When calculating the “False Positive Rate (FPR)” when testing the system, it is deduced from Figure 5 that the RF has the lowest FPR score, which is preferred, and the SVC has the highest FPR score, which demonstrates its ineffectiveness.

During the calculation of the “False Negative Ratio (FNR)” score, Figure 6 shows that the RF, DT, and SGB all have the lowest FNR scores; hence, they come strongly recommended. SVC and LR, at the other hand, have a high FNR score.

In addition, RF has shown the best overall F1-score on the dataset when compared to the SGB. The DT’s F1-score remained similarly moderate. RF has shown to be the best fit for our proposed system, whereas SVC had the worst results when tested with our system.

A number of other PDF malware classification techniques, created by a variety of authors, have been tested. It is evident that our system has the best fit when utilizing the RF classifier based on previous parts. Extraction of features relies on API calls performed by the document as well as the JavaScript code included inside its contents. The F1-score of the various classifiers is determined, and it is inferred that for the proposed classification method, it is higher in contrast to other classifiers as mentioned in Table 3. The numbers (F1-score) shown in the table are derived utilizing the same dataset, through which the testing was executed earlier.

6. System Analysis under Attacks

Malicious samples are developed to resist our system after it had been built, and it is supported by developing a mechanism to recognize those types of attackers during the testing step. As a general rule, while parsing PDF files, the parser first travels to the trailer and retrieves the location of the first item in the list of items in the body. When the first object has been entirely parsed, the program returns to the cross-reference table (CRT) and receives the second item’s address. Since the harmful code is not processed or read when a PDF reader is requested, this work deleted the references to the body section objects that contain the dangerous code. Because of this, we may fool the parser into thinking that the file is secure, even if it has a harmful code inside it. If one wants to deceive the system into thinking a malicious file is safe, one may use this method. This is despite the fact that it has been tested using dynamic classifiers, which means that it can be inspected throughout the course of its execution. This code does not execute because it does not include any references to the portions of the body mentioned above. As a result, we may also send the malicious code-infected PDF file during dynamic analysis. The classification of documents under the malicious attacks is given in Table 4.

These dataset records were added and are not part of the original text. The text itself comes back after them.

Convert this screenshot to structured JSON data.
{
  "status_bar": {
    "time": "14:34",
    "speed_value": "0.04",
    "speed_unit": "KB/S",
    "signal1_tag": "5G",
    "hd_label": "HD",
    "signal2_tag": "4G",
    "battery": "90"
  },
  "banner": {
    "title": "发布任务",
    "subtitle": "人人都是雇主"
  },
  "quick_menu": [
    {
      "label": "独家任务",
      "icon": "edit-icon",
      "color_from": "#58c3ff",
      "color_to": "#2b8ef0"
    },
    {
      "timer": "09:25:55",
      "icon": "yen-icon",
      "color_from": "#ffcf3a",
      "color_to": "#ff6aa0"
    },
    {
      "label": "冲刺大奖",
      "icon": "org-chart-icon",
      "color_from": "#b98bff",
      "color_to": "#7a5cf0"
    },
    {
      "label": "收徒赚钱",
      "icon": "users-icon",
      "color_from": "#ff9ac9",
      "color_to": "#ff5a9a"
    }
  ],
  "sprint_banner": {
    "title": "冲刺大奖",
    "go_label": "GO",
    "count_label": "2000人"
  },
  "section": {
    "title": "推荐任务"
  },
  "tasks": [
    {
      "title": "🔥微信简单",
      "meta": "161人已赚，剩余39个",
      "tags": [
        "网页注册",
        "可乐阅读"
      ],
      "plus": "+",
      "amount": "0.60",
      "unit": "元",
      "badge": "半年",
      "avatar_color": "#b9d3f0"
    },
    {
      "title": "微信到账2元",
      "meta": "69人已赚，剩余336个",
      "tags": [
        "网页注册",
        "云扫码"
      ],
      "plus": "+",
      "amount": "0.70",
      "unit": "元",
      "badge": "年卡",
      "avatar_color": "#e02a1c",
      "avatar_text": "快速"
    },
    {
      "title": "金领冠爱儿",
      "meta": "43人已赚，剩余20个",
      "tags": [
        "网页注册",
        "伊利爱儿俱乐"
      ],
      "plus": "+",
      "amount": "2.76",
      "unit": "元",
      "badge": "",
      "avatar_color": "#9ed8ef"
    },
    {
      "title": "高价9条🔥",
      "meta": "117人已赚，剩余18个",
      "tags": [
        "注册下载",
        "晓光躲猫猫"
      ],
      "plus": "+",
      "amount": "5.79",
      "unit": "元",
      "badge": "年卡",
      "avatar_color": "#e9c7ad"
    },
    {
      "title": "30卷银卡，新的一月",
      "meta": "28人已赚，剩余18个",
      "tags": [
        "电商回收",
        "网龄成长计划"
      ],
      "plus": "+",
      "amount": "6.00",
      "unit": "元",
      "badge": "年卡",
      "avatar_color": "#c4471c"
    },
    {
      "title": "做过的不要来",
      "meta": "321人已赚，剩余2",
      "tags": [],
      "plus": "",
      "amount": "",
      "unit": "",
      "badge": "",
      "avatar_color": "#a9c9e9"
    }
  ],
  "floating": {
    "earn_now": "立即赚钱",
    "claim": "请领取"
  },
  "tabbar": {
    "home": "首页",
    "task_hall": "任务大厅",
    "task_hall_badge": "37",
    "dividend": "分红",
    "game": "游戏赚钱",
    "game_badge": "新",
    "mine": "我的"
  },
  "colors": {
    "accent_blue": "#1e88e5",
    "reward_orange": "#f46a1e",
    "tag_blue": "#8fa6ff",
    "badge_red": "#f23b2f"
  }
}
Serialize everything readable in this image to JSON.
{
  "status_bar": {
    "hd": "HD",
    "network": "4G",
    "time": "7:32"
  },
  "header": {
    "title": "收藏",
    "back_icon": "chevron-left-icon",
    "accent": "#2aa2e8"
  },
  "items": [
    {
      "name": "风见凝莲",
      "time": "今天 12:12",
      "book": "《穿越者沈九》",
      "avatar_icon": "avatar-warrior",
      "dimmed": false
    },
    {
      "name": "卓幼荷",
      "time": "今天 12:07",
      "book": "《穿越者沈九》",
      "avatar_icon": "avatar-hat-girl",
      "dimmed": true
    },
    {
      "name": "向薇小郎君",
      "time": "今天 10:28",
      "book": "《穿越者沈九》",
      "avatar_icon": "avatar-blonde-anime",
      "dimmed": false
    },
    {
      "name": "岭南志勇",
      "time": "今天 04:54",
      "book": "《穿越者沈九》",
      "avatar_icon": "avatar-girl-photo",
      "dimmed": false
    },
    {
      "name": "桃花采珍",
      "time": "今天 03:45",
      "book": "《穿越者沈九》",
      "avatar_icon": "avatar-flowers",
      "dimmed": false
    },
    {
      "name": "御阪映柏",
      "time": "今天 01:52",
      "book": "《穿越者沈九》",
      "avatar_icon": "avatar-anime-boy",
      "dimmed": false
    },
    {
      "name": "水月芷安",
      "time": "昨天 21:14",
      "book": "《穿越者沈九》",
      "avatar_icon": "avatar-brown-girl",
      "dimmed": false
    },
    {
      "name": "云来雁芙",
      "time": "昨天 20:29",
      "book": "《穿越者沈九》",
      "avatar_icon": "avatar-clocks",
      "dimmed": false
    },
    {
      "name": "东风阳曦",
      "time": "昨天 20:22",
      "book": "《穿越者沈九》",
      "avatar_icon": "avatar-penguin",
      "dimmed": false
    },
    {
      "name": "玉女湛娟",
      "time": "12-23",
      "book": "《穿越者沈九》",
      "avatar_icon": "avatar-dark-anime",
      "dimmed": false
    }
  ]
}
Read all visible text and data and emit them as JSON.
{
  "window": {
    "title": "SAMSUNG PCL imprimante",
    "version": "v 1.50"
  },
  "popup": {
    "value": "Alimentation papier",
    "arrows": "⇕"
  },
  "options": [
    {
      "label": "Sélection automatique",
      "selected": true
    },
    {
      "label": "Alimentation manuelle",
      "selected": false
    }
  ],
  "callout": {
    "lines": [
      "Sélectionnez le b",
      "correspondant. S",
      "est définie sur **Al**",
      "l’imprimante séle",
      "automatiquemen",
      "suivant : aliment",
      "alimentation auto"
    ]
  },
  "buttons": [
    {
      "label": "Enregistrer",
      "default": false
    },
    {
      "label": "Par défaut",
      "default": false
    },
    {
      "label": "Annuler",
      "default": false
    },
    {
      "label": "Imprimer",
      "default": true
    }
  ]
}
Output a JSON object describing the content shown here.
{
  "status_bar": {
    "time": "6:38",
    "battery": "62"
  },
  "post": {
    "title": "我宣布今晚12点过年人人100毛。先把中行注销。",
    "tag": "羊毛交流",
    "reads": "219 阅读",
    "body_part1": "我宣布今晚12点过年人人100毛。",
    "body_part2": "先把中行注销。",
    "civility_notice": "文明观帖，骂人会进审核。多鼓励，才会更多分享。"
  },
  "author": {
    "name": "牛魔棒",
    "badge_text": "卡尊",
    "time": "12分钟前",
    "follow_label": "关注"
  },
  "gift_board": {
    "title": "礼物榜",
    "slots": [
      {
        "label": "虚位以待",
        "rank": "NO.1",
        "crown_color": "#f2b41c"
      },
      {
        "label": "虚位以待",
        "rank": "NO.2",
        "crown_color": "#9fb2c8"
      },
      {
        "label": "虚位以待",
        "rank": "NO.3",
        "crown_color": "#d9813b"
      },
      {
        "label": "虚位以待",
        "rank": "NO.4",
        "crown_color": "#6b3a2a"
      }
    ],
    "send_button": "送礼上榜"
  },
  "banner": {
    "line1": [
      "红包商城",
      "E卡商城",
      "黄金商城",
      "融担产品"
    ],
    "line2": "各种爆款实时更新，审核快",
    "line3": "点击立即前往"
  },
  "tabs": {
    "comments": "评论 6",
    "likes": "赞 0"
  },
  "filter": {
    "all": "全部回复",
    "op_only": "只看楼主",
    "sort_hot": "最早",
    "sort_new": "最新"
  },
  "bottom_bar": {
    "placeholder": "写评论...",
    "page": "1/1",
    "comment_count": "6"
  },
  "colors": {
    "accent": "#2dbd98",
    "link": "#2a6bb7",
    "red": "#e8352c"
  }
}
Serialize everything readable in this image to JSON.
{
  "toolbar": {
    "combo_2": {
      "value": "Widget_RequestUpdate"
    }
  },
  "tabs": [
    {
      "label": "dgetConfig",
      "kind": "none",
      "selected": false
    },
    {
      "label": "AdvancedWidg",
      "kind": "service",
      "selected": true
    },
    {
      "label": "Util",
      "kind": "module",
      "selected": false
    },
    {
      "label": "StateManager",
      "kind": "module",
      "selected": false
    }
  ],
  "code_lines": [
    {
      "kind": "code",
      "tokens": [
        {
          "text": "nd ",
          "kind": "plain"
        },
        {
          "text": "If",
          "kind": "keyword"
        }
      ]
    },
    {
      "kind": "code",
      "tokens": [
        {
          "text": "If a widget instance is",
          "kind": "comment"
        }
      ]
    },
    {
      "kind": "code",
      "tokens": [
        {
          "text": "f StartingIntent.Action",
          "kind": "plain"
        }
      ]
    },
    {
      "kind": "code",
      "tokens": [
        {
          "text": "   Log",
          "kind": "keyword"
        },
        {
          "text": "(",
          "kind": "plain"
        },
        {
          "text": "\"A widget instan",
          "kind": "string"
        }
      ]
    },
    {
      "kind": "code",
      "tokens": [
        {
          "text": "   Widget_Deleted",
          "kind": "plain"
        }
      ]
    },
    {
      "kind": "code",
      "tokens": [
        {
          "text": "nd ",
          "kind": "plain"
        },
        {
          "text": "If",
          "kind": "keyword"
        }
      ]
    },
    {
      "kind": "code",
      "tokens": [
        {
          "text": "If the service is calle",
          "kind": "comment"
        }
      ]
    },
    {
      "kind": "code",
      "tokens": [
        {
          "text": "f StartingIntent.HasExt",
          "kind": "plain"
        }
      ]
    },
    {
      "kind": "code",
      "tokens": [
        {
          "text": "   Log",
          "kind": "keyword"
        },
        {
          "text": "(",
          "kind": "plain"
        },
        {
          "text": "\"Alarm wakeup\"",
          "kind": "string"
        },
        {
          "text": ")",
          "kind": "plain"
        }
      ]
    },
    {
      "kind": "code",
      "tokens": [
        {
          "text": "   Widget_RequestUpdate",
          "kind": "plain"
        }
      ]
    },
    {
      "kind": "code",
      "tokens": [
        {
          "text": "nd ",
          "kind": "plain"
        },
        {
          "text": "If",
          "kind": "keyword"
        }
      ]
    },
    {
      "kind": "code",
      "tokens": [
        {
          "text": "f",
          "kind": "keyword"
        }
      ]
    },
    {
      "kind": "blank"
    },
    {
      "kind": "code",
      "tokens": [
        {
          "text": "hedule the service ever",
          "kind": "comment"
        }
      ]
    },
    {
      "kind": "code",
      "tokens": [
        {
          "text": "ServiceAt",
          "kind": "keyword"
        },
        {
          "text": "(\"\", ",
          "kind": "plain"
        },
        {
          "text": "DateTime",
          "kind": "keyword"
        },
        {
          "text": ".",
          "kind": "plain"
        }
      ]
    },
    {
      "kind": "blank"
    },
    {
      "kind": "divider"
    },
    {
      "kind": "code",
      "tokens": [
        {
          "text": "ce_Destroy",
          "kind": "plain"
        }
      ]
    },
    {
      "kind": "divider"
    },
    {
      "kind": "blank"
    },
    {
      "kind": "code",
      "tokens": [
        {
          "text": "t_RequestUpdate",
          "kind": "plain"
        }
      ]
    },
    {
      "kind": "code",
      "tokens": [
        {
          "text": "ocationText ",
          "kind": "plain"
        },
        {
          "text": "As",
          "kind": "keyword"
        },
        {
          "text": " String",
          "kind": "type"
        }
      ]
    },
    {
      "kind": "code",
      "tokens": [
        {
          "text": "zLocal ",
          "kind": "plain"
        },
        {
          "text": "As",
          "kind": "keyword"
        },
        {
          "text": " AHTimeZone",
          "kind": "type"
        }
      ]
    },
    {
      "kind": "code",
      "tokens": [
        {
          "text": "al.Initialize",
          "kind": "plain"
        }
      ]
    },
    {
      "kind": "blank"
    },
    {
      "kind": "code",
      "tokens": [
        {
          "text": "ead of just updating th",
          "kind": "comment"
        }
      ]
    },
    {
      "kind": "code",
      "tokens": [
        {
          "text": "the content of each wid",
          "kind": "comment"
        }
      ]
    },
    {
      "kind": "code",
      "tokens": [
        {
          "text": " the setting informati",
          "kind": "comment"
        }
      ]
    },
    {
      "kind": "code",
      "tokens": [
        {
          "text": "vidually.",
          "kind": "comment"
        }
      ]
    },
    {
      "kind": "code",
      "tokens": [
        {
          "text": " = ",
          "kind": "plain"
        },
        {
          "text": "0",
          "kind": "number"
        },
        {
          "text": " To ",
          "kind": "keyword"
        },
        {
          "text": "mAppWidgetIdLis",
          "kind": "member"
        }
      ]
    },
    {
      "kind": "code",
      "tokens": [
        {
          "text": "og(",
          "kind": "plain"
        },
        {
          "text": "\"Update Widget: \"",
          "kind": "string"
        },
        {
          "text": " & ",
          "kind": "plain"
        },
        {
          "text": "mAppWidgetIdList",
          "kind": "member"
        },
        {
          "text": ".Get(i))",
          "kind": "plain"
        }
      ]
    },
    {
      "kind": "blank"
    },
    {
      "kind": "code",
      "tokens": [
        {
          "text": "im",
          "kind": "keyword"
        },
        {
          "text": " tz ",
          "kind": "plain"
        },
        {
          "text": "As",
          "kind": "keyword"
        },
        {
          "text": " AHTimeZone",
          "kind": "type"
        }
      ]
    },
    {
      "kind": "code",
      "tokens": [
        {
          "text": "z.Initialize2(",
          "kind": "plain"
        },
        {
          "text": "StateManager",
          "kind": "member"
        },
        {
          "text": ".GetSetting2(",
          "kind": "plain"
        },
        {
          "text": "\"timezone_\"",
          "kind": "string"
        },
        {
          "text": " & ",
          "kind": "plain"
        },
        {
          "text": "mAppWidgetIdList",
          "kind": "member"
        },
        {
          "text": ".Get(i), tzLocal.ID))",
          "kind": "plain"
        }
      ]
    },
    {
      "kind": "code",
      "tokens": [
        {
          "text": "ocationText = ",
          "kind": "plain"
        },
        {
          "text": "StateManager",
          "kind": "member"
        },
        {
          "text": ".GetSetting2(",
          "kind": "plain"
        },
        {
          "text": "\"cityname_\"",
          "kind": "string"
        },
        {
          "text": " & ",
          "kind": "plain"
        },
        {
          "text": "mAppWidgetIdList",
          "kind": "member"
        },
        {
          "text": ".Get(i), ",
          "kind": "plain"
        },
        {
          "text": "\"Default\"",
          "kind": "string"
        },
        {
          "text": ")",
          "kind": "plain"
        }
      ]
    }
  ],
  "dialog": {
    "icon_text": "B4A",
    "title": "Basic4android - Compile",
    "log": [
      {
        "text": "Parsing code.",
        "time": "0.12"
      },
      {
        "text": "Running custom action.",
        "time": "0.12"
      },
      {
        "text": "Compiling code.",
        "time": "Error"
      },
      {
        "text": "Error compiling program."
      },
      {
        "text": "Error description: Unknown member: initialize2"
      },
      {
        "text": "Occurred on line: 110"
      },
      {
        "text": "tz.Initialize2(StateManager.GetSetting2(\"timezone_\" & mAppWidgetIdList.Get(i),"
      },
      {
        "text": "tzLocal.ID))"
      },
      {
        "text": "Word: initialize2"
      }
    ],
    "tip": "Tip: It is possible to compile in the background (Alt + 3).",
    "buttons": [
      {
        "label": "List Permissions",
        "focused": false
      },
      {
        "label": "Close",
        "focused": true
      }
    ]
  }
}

7. Conclusion and Future Scope

A ML model that can identify JavaScript and malicious API calls attacks in PDF files is provided in this paper. This work also tried out a number of alternative classifiers, including DT, RF, LR, SVC, and SGB, on the dataset to see how they performed. The RF classifiers within this work have produced the best results. A comparison of this approach with other PDF classifiers revealed that this proposed approach has a high F1-score of 0.986, making it 4 percent more efficient than the other most recent PDF classifiers. To further enhance the system’s defense against malicious code obfuscation methods, functionality is included to run an object scanner within the PDF document to identify any objects that are not being processed. Unparsed objects containing the malicious code may be easily identified and removed using this approach. Future plans include adding support for other file formats. Use an advanced data mining approach for more detailed insights of documents. The use of ML during the detection and classification phase of malware is highly useful, but it fails against evasion attacks; thus, it must be explored in the future.

Data Availability

The data used to support the findings of this study are available from the corresponding author upon request.

Conflicts of Interest

The author declares that there are no conflicts of interest.

Acknowledgments

This research was supported by Taif University Researchers supporting Project number (TURSP-2020/215), Taif University, Taif, Saudi Arabia.